Contributors

Monday, October 31, 2011

A Deficiency of Judgment

Since the real estate bubble burst, millions of people have lost their homes to foreclosure. Putting people through foreclosure is bad enough, but for some banks that just isn't enough.

After Ben and Lori Jensen lost their home in Idaho to foreclosure, the bank sued them for $140,000. You would think that giving the house back to the bank should settle the score. After all, the bank agreed that the house was worth that much by issuing the loan. If the bank didn't think it was worth that much, it should have never issued the loan. Right? As long as the house is in the same condition that it was in when the buyer bought it, giving the bank the house should be the end of it. Right? The bank knew it was taking a risk when it gave the loan, that's why banks get interest. Right?

Except in most states foreclosure isn't the end of the story. Banks can sue you for the amount they lost if the sale price is less than the loan. This is called a deficiency judgment. After they get your house, the banks can garnishee your wages go after your other stuff.

In normal circumstances this would not be unreasonable. If someone buys a house, trashes it and skips out on the loan, the bank should have every right to go after them. But the real estate bubble was not normal. By issuing loans to just about everyone regardless of ability to pay, banks either intentionally or unintentionally inflated the price of housing. Many people, especially in Florida and Nevada, were the victims of house flippers who sold houses back and forth between straw buyers to jack up the value, and then sold it to a sucker at some crazy price.
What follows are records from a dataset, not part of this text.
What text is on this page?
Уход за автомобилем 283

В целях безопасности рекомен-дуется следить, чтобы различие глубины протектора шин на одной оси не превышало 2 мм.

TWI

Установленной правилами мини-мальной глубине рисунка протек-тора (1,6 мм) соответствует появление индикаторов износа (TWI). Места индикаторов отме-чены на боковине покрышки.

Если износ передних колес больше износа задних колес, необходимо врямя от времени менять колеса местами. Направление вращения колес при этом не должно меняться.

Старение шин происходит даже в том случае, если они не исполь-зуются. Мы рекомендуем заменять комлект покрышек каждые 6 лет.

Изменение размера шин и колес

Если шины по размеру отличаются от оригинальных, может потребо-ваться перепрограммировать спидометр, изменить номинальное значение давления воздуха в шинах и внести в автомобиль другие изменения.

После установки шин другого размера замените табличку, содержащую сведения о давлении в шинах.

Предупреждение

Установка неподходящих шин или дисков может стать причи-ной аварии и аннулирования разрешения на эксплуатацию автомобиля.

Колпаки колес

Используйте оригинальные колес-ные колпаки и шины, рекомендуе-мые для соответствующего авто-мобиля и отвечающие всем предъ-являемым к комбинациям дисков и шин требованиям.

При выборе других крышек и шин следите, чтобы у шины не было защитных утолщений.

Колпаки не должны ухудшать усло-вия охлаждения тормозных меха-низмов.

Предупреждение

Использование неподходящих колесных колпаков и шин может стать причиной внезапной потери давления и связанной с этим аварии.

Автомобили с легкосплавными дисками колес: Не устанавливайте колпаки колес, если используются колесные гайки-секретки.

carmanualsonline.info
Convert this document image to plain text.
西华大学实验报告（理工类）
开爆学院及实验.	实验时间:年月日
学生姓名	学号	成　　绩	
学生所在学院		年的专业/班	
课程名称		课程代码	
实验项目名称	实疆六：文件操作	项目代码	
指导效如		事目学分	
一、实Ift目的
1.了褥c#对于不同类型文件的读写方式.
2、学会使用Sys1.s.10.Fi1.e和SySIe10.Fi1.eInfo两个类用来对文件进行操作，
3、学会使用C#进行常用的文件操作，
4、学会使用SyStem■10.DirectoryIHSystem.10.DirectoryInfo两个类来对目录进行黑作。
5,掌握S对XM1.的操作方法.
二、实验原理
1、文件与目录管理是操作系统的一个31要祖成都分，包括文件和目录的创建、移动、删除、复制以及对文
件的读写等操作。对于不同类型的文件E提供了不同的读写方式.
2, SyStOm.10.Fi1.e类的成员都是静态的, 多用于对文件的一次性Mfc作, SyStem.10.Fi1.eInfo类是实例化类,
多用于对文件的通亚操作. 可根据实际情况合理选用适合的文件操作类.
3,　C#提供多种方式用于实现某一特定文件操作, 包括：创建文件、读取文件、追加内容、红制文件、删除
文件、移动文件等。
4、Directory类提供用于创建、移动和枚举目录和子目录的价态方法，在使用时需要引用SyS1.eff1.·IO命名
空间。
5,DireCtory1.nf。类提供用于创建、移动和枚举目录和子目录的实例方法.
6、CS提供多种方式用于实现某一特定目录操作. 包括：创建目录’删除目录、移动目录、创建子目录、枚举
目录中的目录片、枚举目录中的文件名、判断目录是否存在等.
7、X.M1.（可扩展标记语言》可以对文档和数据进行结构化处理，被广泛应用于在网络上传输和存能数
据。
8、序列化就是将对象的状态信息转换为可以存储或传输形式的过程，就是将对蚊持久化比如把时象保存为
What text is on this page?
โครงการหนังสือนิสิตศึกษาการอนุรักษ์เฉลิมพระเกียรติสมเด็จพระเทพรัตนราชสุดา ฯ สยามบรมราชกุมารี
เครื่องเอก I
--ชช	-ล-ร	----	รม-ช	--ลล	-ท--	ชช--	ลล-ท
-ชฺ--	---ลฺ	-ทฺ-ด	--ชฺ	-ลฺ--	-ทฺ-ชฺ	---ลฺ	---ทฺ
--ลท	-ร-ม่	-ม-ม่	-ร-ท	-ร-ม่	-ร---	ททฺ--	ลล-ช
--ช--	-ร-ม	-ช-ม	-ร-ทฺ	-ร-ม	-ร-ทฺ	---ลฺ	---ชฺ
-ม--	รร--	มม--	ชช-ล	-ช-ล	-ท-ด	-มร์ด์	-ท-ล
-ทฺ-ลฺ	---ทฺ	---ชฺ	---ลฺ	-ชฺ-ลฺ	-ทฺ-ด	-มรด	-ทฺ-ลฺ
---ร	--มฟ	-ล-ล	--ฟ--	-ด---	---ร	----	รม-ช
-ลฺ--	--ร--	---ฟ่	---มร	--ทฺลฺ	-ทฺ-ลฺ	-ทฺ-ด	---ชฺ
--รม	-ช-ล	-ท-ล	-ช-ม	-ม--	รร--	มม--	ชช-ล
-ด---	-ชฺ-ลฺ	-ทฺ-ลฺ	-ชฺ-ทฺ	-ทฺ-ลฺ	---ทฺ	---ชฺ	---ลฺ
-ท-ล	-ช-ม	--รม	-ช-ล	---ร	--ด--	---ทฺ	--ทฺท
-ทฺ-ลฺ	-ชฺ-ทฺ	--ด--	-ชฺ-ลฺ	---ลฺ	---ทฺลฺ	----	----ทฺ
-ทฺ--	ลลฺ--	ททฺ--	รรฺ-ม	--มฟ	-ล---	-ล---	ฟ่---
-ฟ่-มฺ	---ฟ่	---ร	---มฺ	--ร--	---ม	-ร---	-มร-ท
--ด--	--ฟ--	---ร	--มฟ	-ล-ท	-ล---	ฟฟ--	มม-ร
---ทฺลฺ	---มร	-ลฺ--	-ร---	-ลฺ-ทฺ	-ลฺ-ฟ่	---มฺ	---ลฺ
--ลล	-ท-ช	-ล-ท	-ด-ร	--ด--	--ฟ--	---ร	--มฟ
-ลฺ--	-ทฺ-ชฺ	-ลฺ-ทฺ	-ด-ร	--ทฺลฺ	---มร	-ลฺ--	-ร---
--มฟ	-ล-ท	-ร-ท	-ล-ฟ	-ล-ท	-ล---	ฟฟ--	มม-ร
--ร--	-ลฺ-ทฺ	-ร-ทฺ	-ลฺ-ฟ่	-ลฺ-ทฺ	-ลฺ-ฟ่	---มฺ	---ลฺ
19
There's no question that banks should have detected these kinds of scams, but they were too busy raking in closing fees and selling the loans to mortgage bundlers. If the banks had done their due diligence on the thousands of scams, the excess demand in the market would have been eliminated and prevented the bubble from getting so totally out of control. Reducing demand by even a few percent when an economic system is running at full capacity can stop inflation cold.

The question is, why are banks bothering to go after people who lost their homes? Most of these people don't have any money: that's why they lost their homes in the first place. Are the banks just getting their jollies by forcing these people into bankruptcy?

Nope, they're trying to turn their deficiency judgments into a profit center. According to Terri Pickens, a private practice attorney in Boise, lenders are selling deficiency claims. "I do know some private investors who are coming in and purchasing up bank loan packages and have been paying literally pennies on the dollar; just sitting on the paper, waiting for the right time to collect on it."

This can be as long as 20 years in some states. That means that if you've lost your house to foreclosure, some collection agency could jump out of the shadows in 10 or 15 years and grab your next house, or your car, or your child's college education fund.

But despite the scary sounding numbers, some people do manage to come to some kind of reasonable agreement:
In the Jensens' case, their attorney was able to work out a settlement. They turned over their savings and agreed to pay $75 each month for three years. They say it doesn't make sense to them that the bank went through so much effort to recover a total of about $8,000, prolonging the nightmare of their foreclosure.
That means the bank got less than 6% of the $140,000 they originally sued the Jensens for. But if you figure the amount of money they spent on lawyers and filing fees, it's hard to see how the bank could have broken even.

Which begs the question: how much would the bank would have gotten if they had renegotiated the loan with the Jensens instead of foreclosing?

At this point it seems pretty obvious that everyone -- banks, homeowners, the construction industry, and the economy in general -- would have been far better off if the banks had all just renegotiated all those loans down to reasonable values three years ago.

Yeah, everyone would have taken a minor hit, and some freeloaders would have gotten off. But now everyone is suffering. Oh, except for all those Wall Street bankers who are still pulling down those big bonuses for sticking it to the Jensens and the millions of other people just like them.

So why are people still arguing against Obama's mortgage refinance program, and why are banks stubbornly refusing to make deals with people who are stretched to the breaking point? Call it a deficiency of judgment.